Mas isto é raro de acontecer: somente quando um chato navio da Marinha inglesa ou norte-americana se aproxima, aí sim é feito a limpeza, pois o tráfico de escravos e os navios negreiros são proibidos nos mares do norte, aí fodeu: tem que riscar dos documentos de carga o nome, ou o número, dos negros que foram lançados à alto mar, e tem que calar a boca dos outros negros, e tem que limpar o sangue do convés imundo, e tem que prender todos nos calabouços do navio, e tem que esconder as armas e chicotes e espadas, e tem que conversar e atender bem os marinheiros que vem fazer a vistoria, e isso dá um trabalho danado pra tripulação.
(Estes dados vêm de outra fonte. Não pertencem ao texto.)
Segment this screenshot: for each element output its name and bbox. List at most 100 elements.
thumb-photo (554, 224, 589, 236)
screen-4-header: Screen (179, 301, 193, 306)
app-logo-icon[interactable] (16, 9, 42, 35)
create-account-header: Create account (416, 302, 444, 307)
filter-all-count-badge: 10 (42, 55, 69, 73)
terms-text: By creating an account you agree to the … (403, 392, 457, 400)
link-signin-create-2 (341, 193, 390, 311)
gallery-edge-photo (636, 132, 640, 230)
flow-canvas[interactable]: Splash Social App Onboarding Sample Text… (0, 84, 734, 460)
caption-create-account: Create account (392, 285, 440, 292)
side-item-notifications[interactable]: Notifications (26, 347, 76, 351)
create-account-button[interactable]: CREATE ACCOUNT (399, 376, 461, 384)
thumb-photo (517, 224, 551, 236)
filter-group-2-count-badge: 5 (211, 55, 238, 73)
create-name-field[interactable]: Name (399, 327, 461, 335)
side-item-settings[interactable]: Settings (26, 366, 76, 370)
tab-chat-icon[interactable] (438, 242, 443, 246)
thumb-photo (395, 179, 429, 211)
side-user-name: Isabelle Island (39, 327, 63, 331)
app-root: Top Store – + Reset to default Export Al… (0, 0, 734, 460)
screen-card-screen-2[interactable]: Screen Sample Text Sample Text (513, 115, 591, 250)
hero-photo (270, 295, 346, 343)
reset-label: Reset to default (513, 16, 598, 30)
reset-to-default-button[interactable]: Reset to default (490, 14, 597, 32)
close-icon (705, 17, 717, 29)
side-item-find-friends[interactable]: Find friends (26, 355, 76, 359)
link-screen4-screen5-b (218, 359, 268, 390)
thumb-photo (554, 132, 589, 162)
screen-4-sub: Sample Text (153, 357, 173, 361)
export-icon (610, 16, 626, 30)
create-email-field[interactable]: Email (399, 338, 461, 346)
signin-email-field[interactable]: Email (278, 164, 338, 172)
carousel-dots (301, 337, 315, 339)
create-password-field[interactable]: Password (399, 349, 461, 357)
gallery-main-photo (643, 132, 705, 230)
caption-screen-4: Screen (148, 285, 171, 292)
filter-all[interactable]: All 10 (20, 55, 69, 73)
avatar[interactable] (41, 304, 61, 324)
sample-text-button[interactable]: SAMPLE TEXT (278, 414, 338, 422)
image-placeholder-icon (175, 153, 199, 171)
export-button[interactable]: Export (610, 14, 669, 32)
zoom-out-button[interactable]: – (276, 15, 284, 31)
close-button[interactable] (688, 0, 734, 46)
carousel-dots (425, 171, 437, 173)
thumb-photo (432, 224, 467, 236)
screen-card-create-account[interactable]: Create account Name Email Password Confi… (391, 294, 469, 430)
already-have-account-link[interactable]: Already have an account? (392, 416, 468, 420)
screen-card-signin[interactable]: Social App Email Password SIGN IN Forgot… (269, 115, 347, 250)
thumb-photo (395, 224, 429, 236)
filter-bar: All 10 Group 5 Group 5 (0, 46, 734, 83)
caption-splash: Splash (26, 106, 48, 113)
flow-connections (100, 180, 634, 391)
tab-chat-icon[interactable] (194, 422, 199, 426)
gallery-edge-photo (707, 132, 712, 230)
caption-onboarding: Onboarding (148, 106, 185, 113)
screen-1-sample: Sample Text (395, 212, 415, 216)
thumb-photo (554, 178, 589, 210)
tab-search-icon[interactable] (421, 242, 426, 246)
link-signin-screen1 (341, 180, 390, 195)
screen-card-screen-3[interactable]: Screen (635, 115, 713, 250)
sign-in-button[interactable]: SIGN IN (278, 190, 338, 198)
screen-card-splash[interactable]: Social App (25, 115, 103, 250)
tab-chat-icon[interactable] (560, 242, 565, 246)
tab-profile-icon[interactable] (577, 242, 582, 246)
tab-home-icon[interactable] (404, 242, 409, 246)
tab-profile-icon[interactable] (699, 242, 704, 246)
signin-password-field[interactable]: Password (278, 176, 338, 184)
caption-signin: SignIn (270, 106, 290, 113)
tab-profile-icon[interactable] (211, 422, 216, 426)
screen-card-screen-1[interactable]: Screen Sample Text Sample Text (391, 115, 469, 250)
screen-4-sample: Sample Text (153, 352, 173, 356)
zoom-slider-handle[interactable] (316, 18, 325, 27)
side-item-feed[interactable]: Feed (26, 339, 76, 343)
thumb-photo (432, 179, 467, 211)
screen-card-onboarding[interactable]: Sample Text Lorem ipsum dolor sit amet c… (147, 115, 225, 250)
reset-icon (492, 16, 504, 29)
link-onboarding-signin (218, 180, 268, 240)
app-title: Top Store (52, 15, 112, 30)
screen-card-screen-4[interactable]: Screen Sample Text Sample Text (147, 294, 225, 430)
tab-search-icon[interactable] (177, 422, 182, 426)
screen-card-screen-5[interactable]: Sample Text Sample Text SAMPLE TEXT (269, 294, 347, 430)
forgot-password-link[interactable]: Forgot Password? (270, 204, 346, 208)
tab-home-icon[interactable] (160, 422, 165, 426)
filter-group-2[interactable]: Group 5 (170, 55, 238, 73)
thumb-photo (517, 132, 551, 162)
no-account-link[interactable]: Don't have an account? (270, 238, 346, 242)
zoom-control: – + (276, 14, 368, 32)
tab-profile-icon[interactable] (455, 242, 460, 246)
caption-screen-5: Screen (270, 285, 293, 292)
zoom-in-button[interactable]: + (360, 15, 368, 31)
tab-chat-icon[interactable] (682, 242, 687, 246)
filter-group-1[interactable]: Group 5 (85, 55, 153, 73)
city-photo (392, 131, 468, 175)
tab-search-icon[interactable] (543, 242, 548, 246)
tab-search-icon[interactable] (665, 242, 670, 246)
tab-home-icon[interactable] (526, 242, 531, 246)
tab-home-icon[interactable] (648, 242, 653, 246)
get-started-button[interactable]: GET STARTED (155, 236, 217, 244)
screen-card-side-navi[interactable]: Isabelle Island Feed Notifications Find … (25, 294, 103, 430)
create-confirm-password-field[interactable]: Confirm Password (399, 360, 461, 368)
Mas é raríssimo de acontecer: um imprevisto, uma bobagem.
Quando tudo corre normalmente, a mercadoria fica meses à fio sem ver a luz do sol: deitados uns, sentados outros, mas todos acorrentados pelas mãos e pés e cabeças, e nus, e defecando, e urinando, e gemendo, gritando, cantado ladainhas, evocando deuses e antepassados, batendo uns nos outros quando chega a refeição diária: dois ou três marujos (velhos, desdentados, piolhentos, fedidos e enjoados) passam no meio do corredor de corpos negros, esbugalhados, enquanto mãos em formato de concha imploram para serem sorteadas: dependendo do bom humor dos algozes, fulano come, sicrano também, beltrano não: quem parece doente não ganha comida. Comida: uma gororoba de arroz grudado, que mais parece merda, e que, nos exércitos, os soldados grudam no teto do refeitório em sinal de protesto.
E novas vidas, vidas humanas, vêm à luz na escuridão do imenso porão: as mulheres, sempre chorando e esperneando, têm seus filhos ali, no meio dos ratos e doenças, intempéries mil, e quando os negros são chicoteados e surrados no convés, todos tem de olhar e respeitar o chicoteador: quando ninguém percebe, uma mãe, libertada das correntes dos pés, das mãos e do pescoço para dar de mamar ao filho, senta-se no peitoral do convés e vupt, vai ao encontro dos deuses e ancestrais que não vieram lhe salvar do inferno das trevas. Assim, mãe e filho vivem juntas e morrem juntas, nas profundas funduras do Atlàntico.
Depois de quase nove meses de um cotidiano rico destes tipos de cenas, a mercadoria chega ao seu destino, seu futuro: descem do navio, são lavados por mão brancas, arrastados e chicoteados por mãos brancas, xingados e desrespeitados por mãos brancas, e são vendidos para mãos brancas. Trabalham e morrem pela produção de açucar e pela vida boa das mãos brancas.
E a Nau, agora carregada com barris de rum e alguns rifles velhos, parte na direção do Oriente, rumo às índias Ocidentais. Assim engatinha o capitalismo, o chamado "pré-capitalismo", rumo à glória eterna.